Accordingly, on behalf of SBIA, USH-ealth, and all related entities, please accept this demand as our formal initiation of arbitration proceedings in connection with any and all claims between our companies and [the Agents]. 4

*197 When the parties disagreed about various arbitration details, the Agents filed for a protective order in Texas state court, naming only SBIA as a defendant. During a hearing to resolve disputes about the details of arbitration, counsel for the Agents specifically stated that the Agents were not demanding arbitration with USHealth, only with SBIA. The Agents filed their first statement of claims before the arbitration panel, naming only SBIA as an opposing party. In August 2014, USH-ealth filed this suit against the Agents in state court. The Agents then filed an amended statement of claims in the arbitration, naming both SBIA and USHealth as opposing parties and alleging throughout that SBIA acted as USHealth’s agent or alter ego. The Agents removed the state court suit to federal court and filed petitions to compel USHealth to arbitrate.

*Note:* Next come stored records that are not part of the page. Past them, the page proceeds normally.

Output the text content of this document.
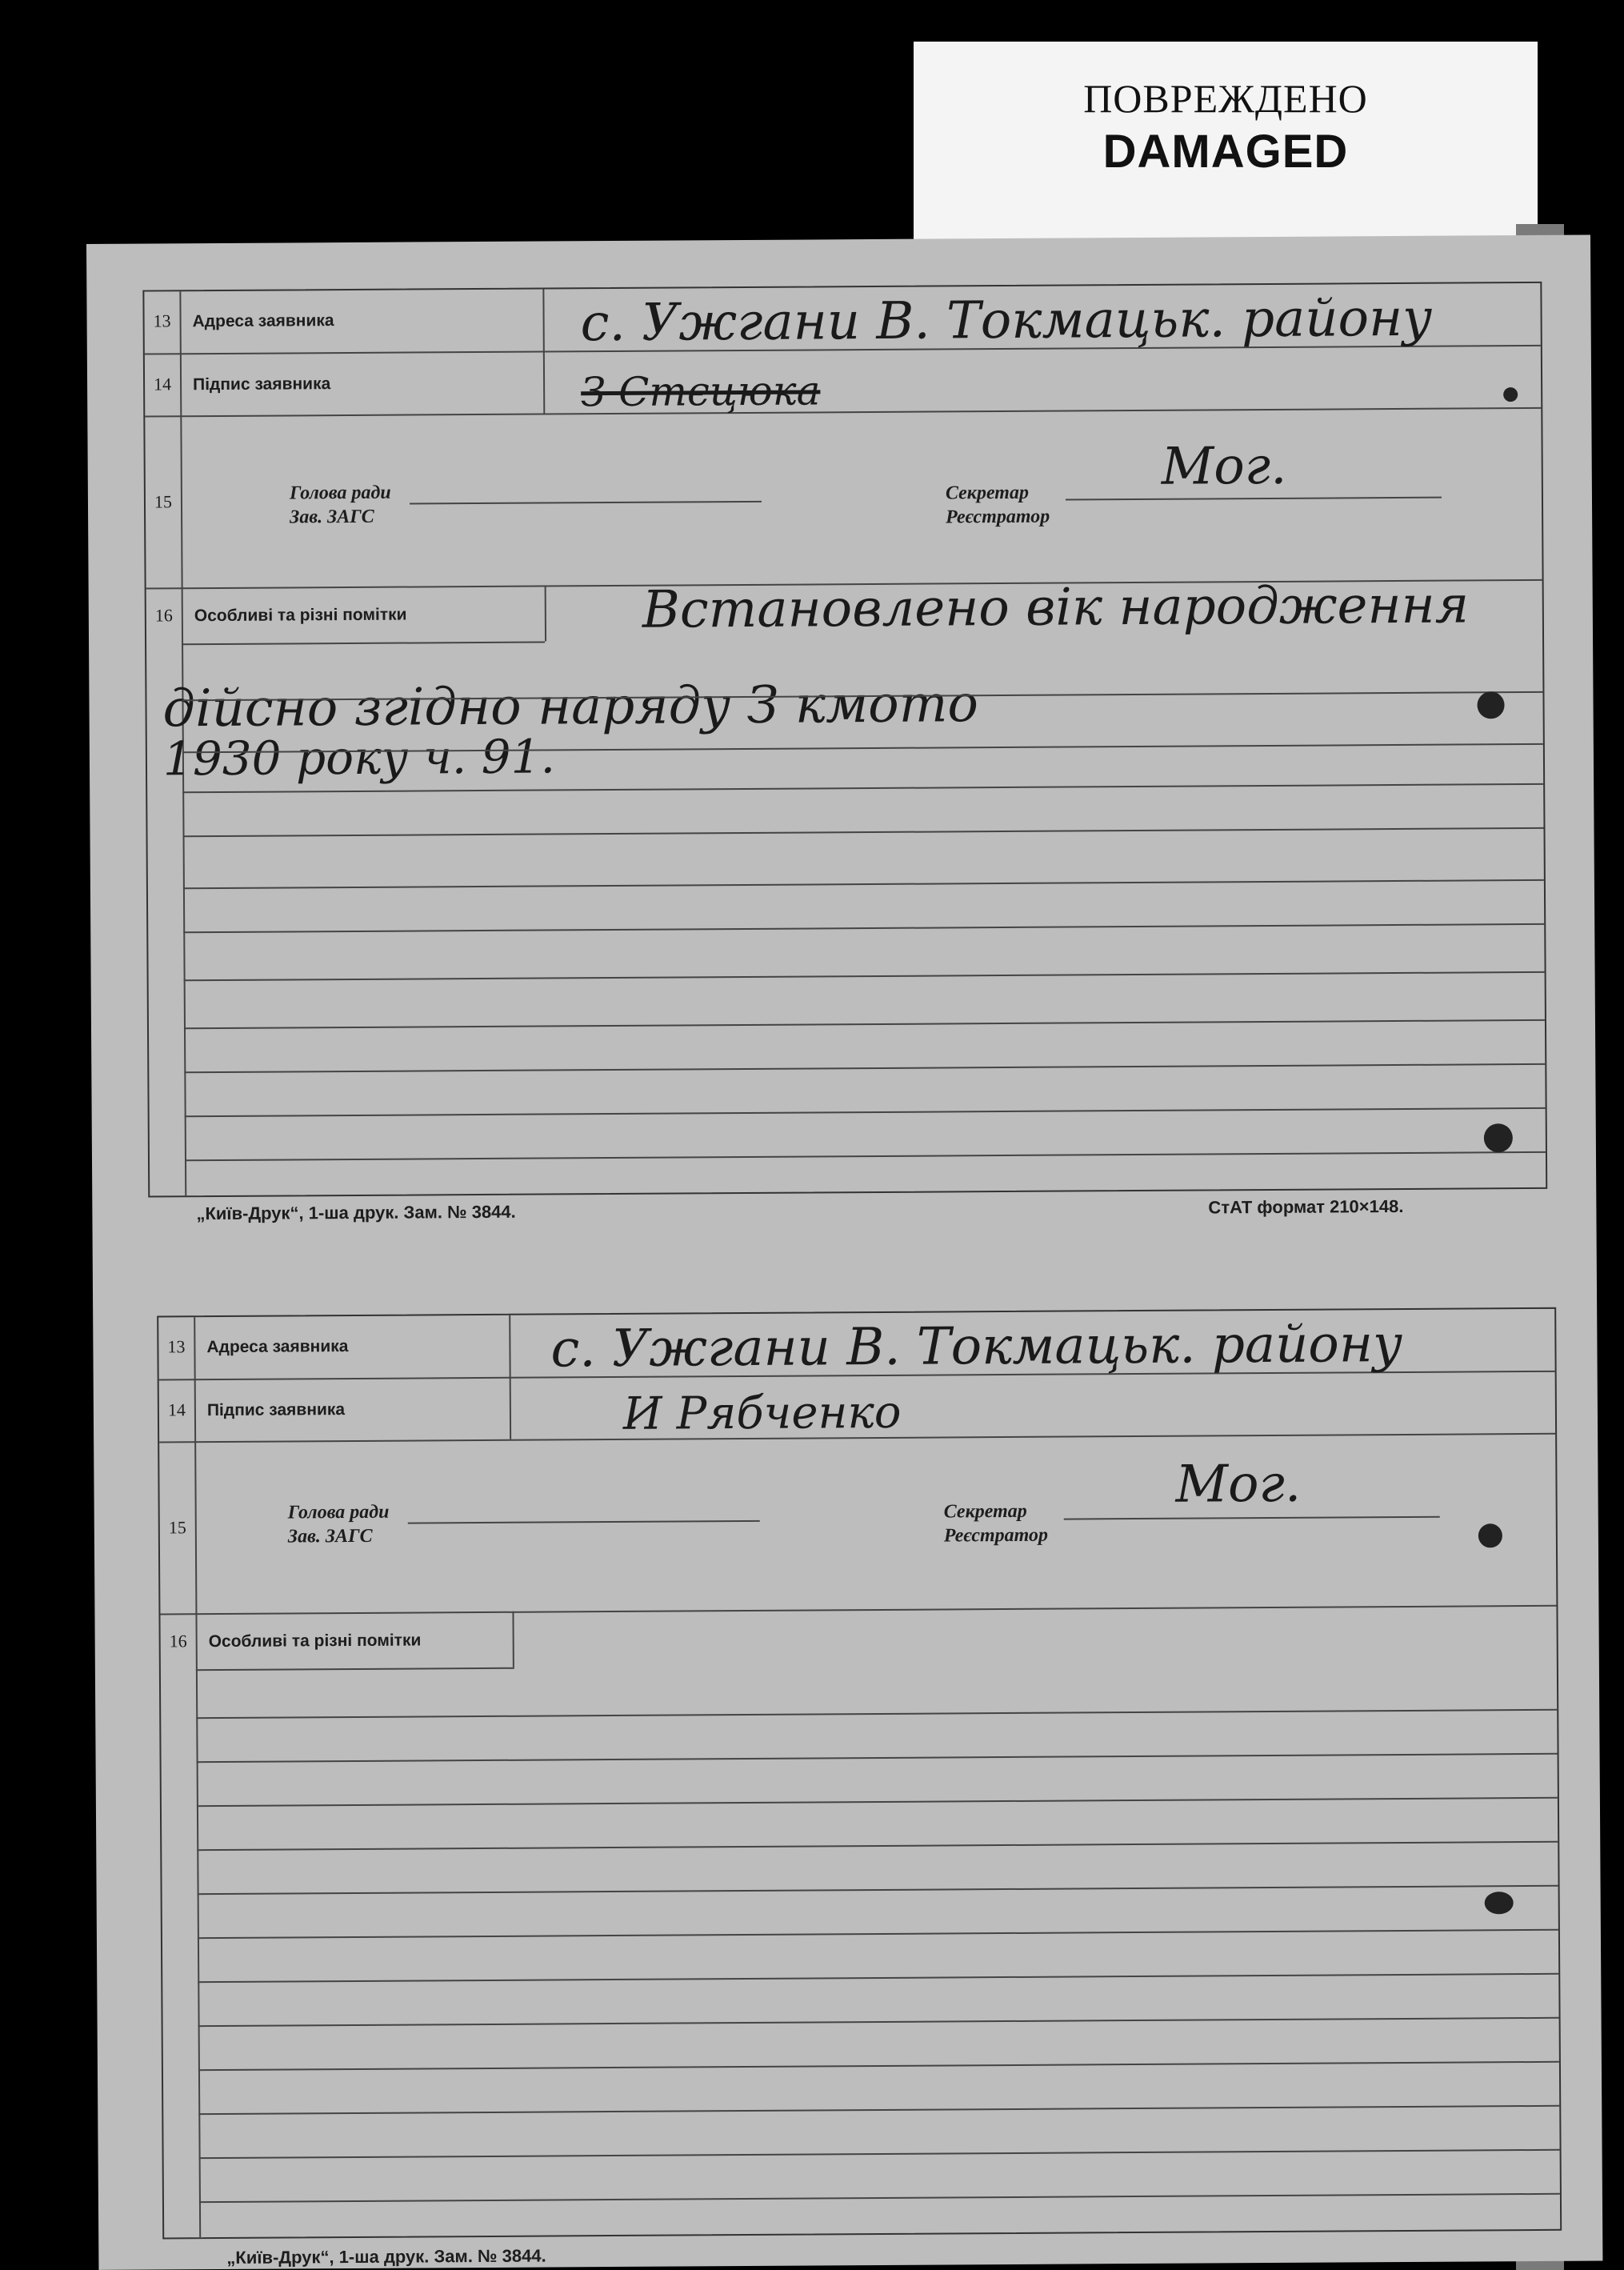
ПОВРЕЖДЕНО
DAMAGED
13 Адреса заявника
14 Підпис заявника
15
16 Особливі та різні помітки
Голова ради
Зав. ЗАГС
Секретар
Реєстратор
с. Ужгани В. Токмацьк. району
З Стєцюка
Мог.
Встановлено вік народження
дійсно згідно наряду З кмото
1930 року ч. 91.
„Київ-Друк“, 1-ша друк. Зам. № 3844.	СтАТ формат 210×148.
13 Адреса заявника
14 Підпис заявника
15
16 Особливі та різні помітки
Голова ради
Зав. ЗАГС
Секретар
Реєстратор
с. Ужгани В. Токмацьк. району
И Рябченко
Мог.
„Київ-Друк“, 1-ша друк. Зам. № 3844.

In federal district court, the parties disputed whether USHealth’s claims should be arbitrated along with the Agents’ claims against SBIA. USHealth’s state court petition alleged that it relied on the Agents’ representations that they met the conditions for participation in the EIP and that it would not have issued stock to the Agents absent those representations. USHealth alleged that the Agents “breached material provisions of the Conditional Offer Letter so as to preclude both [their] participation in the [EIP], as well as the issuance of any restricted common stock thereunder”; thus, USHealth sued for compensatory damages for the alleged breaches of contract, warranties, and covenants, and for a declaratory judgment that the Agents were not entitled to any rights to the stock issued to them. USHealth’s allegations accuse the Agents of “failing] to perform [their] contractual obligations,” along with making “false representations” that “constitute^] a breach of express warranties and covenants, ... as well as implied warranties.”